Wer ist hier bigott? Kelek und die Hijras

Dass Islamophobie mit Religionskritik herzlich wenig zu tun hat, beweist einmal mehr die „Islamkritikerin“ Necla Kelek in ihrer Rezension von Betsy Udinks Allah und Eva. Darin heißt es über Pakistan, es habe sich dort

eine besondere bizarre Bigotterie entwickelt: die der Hijras. Es sind Kastraten, sie kleiden und schminken sich wie Frauen, leben wie Parias in eigenen Kolonien und verdienen ihr Geld als „Glücksbringer“ auf Hochzeiten, mit Tanz und Prostitution.
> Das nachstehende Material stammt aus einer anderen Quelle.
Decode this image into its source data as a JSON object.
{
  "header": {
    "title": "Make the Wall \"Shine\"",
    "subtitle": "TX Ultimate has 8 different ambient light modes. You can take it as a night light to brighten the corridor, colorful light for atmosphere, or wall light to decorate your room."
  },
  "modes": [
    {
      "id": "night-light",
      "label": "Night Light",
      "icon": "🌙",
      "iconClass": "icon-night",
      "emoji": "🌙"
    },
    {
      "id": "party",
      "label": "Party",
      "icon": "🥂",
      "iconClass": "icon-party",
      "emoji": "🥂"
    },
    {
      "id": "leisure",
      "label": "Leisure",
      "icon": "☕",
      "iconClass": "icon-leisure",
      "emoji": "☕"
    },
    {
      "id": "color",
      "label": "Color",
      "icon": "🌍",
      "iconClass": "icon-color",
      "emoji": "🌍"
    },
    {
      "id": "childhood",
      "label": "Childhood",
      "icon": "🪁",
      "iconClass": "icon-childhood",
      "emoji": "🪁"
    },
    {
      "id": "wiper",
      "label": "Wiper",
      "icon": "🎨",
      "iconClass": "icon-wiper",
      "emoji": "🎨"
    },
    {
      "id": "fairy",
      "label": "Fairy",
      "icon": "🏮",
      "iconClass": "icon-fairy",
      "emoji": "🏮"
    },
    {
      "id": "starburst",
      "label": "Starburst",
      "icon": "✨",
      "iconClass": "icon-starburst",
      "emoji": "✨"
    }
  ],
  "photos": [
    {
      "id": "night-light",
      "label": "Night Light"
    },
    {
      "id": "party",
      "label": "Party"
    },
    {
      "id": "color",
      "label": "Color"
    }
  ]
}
„Bigotterie oder Scheinheiligkeit“, heißt es bei Wikipedia, „ist die Bezeichnung für ein unreflektiertes, übertrieben frömmelndes, dabei anderen Auffassungen gegenüber intolerantes und scheinbar ganz der Religion oder einer religiösen Autorität gewidmetes Wesen oder Verhalten.“

Womit die seit Jahrtausenden existierenden Hijras sich diese Bezeichnung verdient haben, verrät uns die Autorin leider nicht, aber mit ihrer unbegründeten Feindseligkeit gegenüber Indiens und Pakistans drittem Geschlecht rückt sich Kelek selbst in die Nähe jener unerträglichen Bigotterie, die sie zu bekämpfen vorgibt. So berichteten internationale Medien im April diesen Jahres:

Als einige Hijras auf dem Weg in das Dorf Dhoda waren, um dort bei einer Hochzeit aufzutreten, wurden sie von Taliban überfallen, die ihre Musikinstrumente zerbrachen und ihre Köpfe kahlrasierten. Daraufhin entschlossen sich die Dorfbewohner dazu, Rache zu nehmen und griffen die Taliban an, was sich zu einem mehrstündigen Gefecht entwickelte.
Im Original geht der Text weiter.